Eligible patients with advanced/recurrent, nonsquamous NSCLC were randomized to receive FKB238 or bevacizumab reference, at a dose of 15 mg/kg administered by intravenous infusion. Immediately prior to receiving the drugs, all patients received chemotherapy consisting of paclitaxel (200 mg/m2) and carboplatin (area under the curve 6.0) intravenously for 4 to 6 cycles. FKB238 and bevacizumab reference were administered on day 1 of each 21-day cycle until objective progressive disease or other discontinuation criteria were met. The primary end point was objective response rate (ORR) based on blinded independent central review assessment.

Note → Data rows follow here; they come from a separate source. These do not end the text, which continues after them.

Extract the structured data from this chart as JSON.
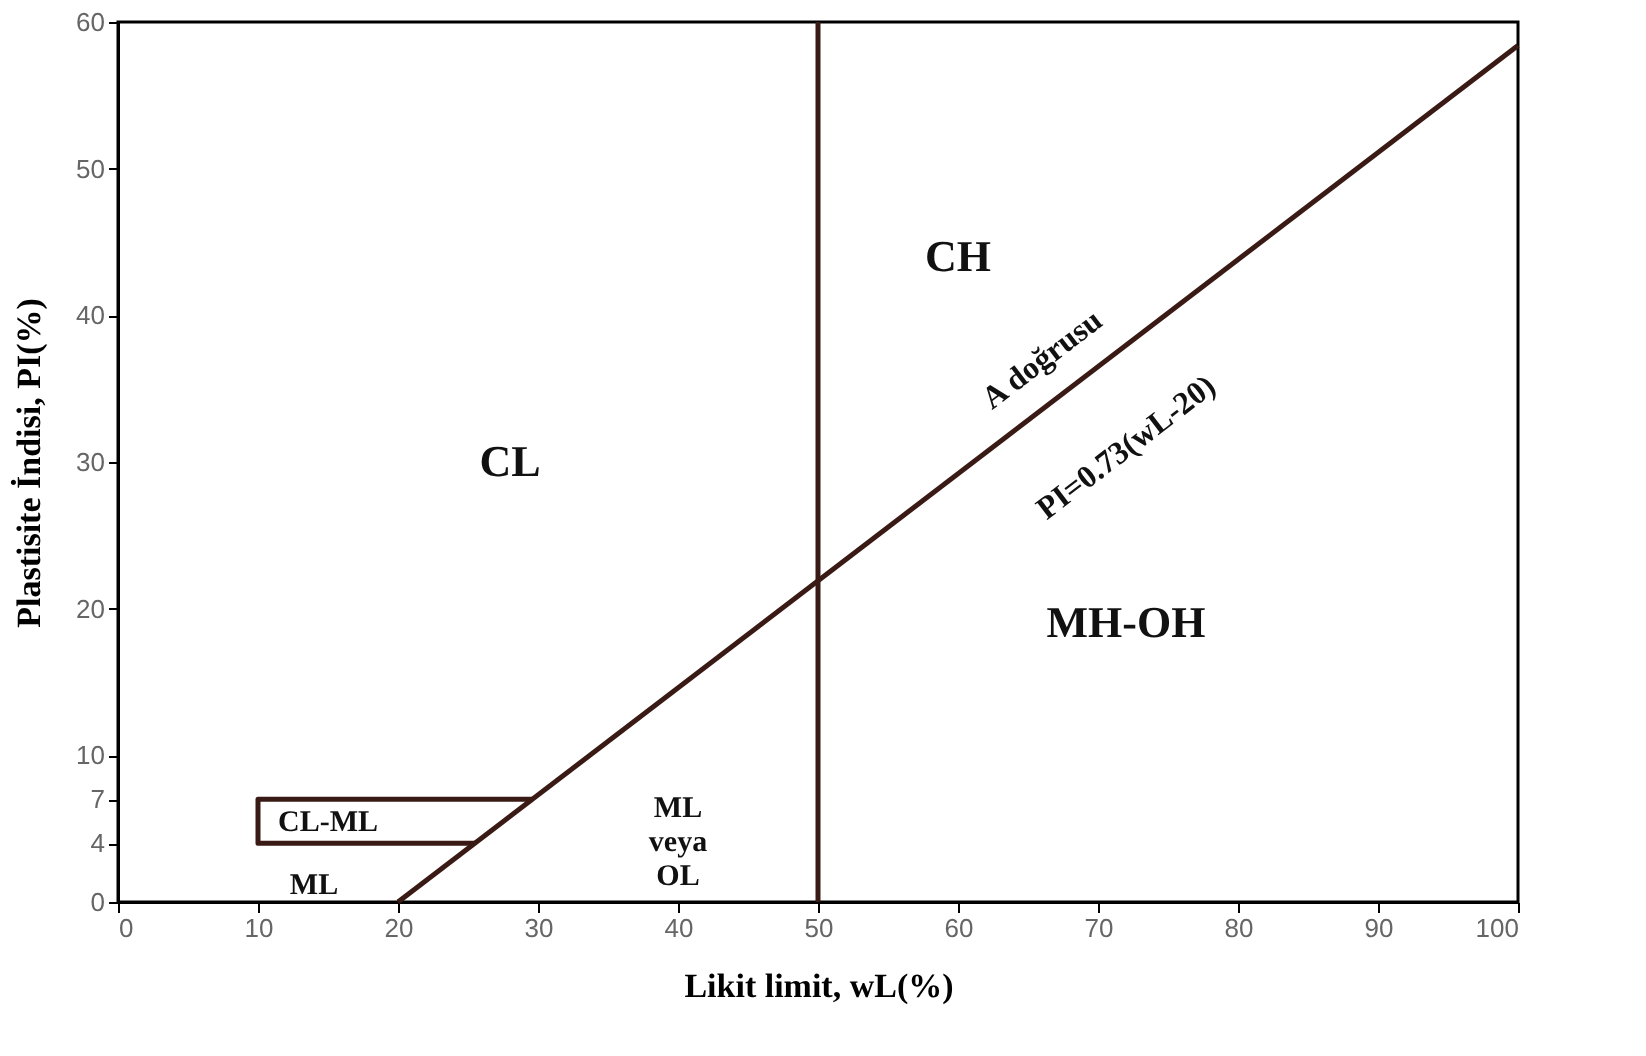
{
  "chart_data": {
    "type": "line",
    "xlabel": "Likit limit, wL(%)",
    "ylabel": "Plastisite İndisi, PI(%)",
    "xlim": [
      0,
      100
    ],
    "ylim": [
      0,
      60
    ],
    "xticks": [
      0,
      10,
      20,
      30,
      40,
      50,
      60,
      70,
      80,
      90,
      100
    ],
    "yticks": [
      0,
      4,
      7,
      10,
      20,
      30,
      40,
      50,
      60
    ],
    "grid": false,
    "marker": "none",
    "line_style": "solid",
    "series": [
      {
        "color": "#3a1a14",
        "x": [
          20,
          100
        ],
        "values": [
          0,
          58.4
        ]
      },
      {
        "color": "#3a1a14",
        "x": [
          29.6,
          10,
          10,
          25.5
        ],
        "values": [
          7,
          7,
          4,
          4
        ]
      }
    ],
    "ref_lines": [
      {
        "axis": "x",
        "value": 50,
        "color": "#3a1a14",
        "line_style": "solid"
      }
    ],
    "annotations": [
      "CL",
      "CH",
      "MH-OH",
      "ML\nveya\nOL",
      "CL-ML",
      "ML",
      "A doğrusu",
      "PI=0.73(wL-20)"
    ]
  }
}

A total of 731 patients were enrolled in the study; of these, 364 patients received FKB238 and 367 patients received bevacizumab reference. In the intent-to-treat population, ORR by blinded independent central review assessment was similar between the groups; ORR was 51.6% in the FKB238 arm and 53.7% in the bevacizumab reference arm. The FKB238/bevacizumab reference ORR ratio was 0.96 (90% confidence interval [CI], 0.86-1.08), with the 90% CI contained within the prespecified equivalence margin, thus establishing equivalence between the groups. At 12 months, an estimated 25.0% of patients were alive and progression-free in the FKB238 group compared with 25.3% in the bevacizumab reference group, with an associated hazard ratio of 0.97 (95% CI, 0.82-1.16). The estimated median progression-free survival was similar between the groups, with 7.72 months in the FKB238 group and 7.62 months in the bevacizumab reference group.

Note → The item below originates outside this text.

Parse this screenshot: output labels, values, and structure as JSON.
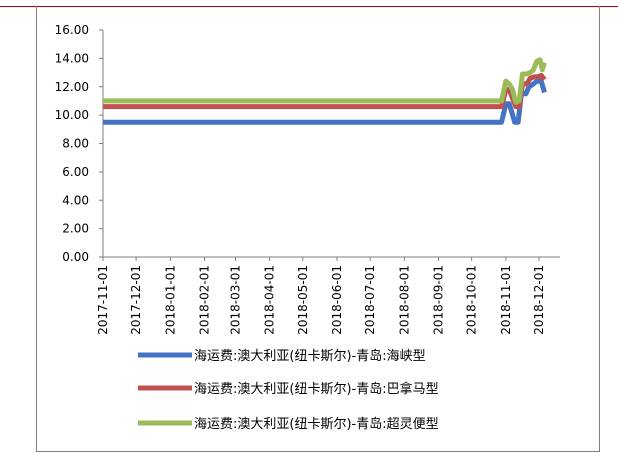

Overall, a similar proportion of patients in both arms experienced treatment-emergent adverse events, with 94.2% reported in the FKB238 group and 95.1% reported in the bevacizumab reference group. Treatment-emergent adverse events grade ≥3 (FKB238, 53.6%; bevacizumab reference, 55.5%) and serious adverse events (FKB238, 25.1%; bevacizumab reference, 26.0%) were also similar between the groups.
Based on these results, the authors concluded that equivalence was demonstrated in terms of efficacy and safety between FKB238 and bevacizumab reference in patients with advanced/recurrent, nonsquamous NSCLC.
Reference
Syrigos K, et al. ASCO 2020. Abstract e21728.